More formally let $$\displaystyle y=n^x$$, taking logs produces $$\displaystyle \ln(y) = x \ln(n)$$ then ‘exponentiating’, $$\displaystyle y = e^{x\ln(n)}$$ produces the general form: $$\displaystyle n^x = e^{x\ln(n)}$$. Now substitute $$n \to 1 + s/a$$ and $$x \to r$$, the result is $$\displaystyle (1 + s/a)^r = e^{r\ln(1+s/a)}$$.

$\begin{split}\displaystyle \begin{array}{l|ll} (a) \log_{10}(10^6)=6 & (b) \log_e(e^5)=5 \\ (c) \ln(e^2)^3 = [2 \ln(e)]^3 = 2^3 = 8 & (d)\displaystyle \log_3(n^6) = \frac{6 \ln(n) }{\ln(3)} \end{array}\end{split}$

In (d) Equation 14 was used to convert to log base e and equation 12 for the $$n^2$$ term.

If we wanted to use base $$10$$ then, $$\log_3(n^6) = 6\log_3(10)\log_{10}(n)$$ and then use eqn. 14 again to remove the $$\log_3$$ term. This produces

$\displaystyle \log_3(n^6) = 6 \log_{10}(10)\log_{10}(n)\;/\;\log_{10}(3) = 6 \log_{10}(n)\;/\;\log_{10}(3)$

He removes $$\displaystyle b=V\left(1-\frac{1}{n}\right)$$ of the beer on the first mouthful and then the volume is restored. The second mouthful removes the same volume, but removes only $$\displaystyle bV\left(1-\frac{1}{n}\right)=V\left(1-\frac{1}{n}\right)^2$$ of the beer because it has been diluted and only $$V(1-1/n)$$ is there initially.

By induction after $$n$$ mouthfuls the amount remaining is $$\displaystyle V\left(1-\frac{1}{n}\right)^N$$. As $$n \to \infty$$, this product is $$V/e$$, or $$0.368V$$, so surprisingly perhaps, he never drinks all his beer and $$209$$ of the $$568$$ ml remain.

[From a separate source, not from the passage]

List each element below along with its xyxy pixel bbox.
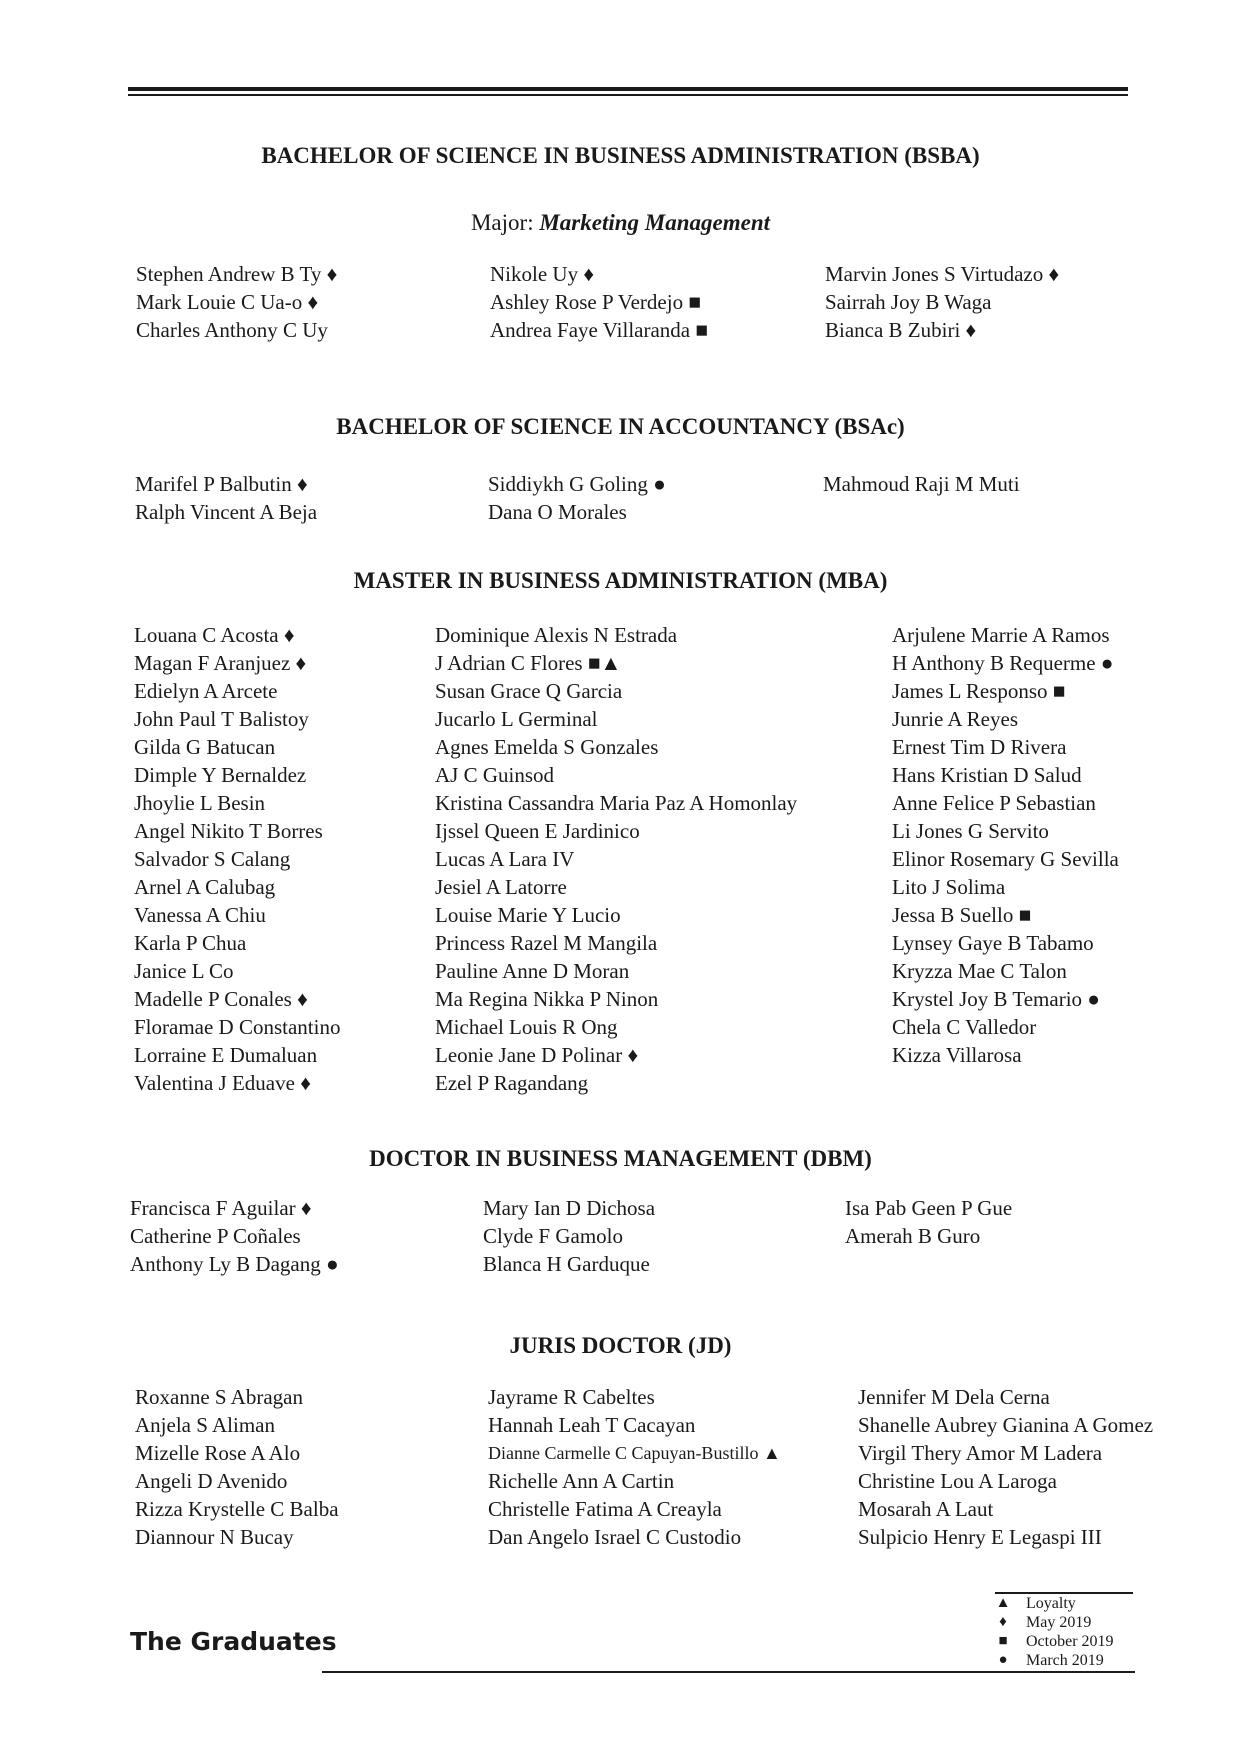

The light transmitted after $$n$$ layers is to be found. If $$I_0$$ light is incident on a leaf, after 1 layer this transmits $$\displaystyle I_1=I_0\left( 1-\frac{\alpha A}{n} \right)$$ and after two layers $$\displaystyle I_2=I_0\left( 1-\frac{\alpha A}{n} \right)^2$$ and after $$n$$ layers $$\displaystyle I_n=I_0\left( 1-\frac{\alpha A}{n} \right)^n$$.
As $$n \to \infty$$ , the limit produces the exponential $$\displaystyle I_n = I_0e^{−\alpha A}$$ which is the familiar expression for the absorption of light by molecules and is called the Beer - Lambert law. This is often expressed as
$\displaystyle I_n = I_0e^{-\epsilon [C]L }$
where $$\epsilon$$ is the extinction coefficient ($$\mathrm{dm^3 \,mole^{-1}\, cm^{-1}}$$) of the molecule at the wavelength used, $$[C]$$ its concentration mole dm$$^{-3}$$ and absorption $$L$$ the path length (cm). The product $$\epsilon [C]L$$ is also called the optical density.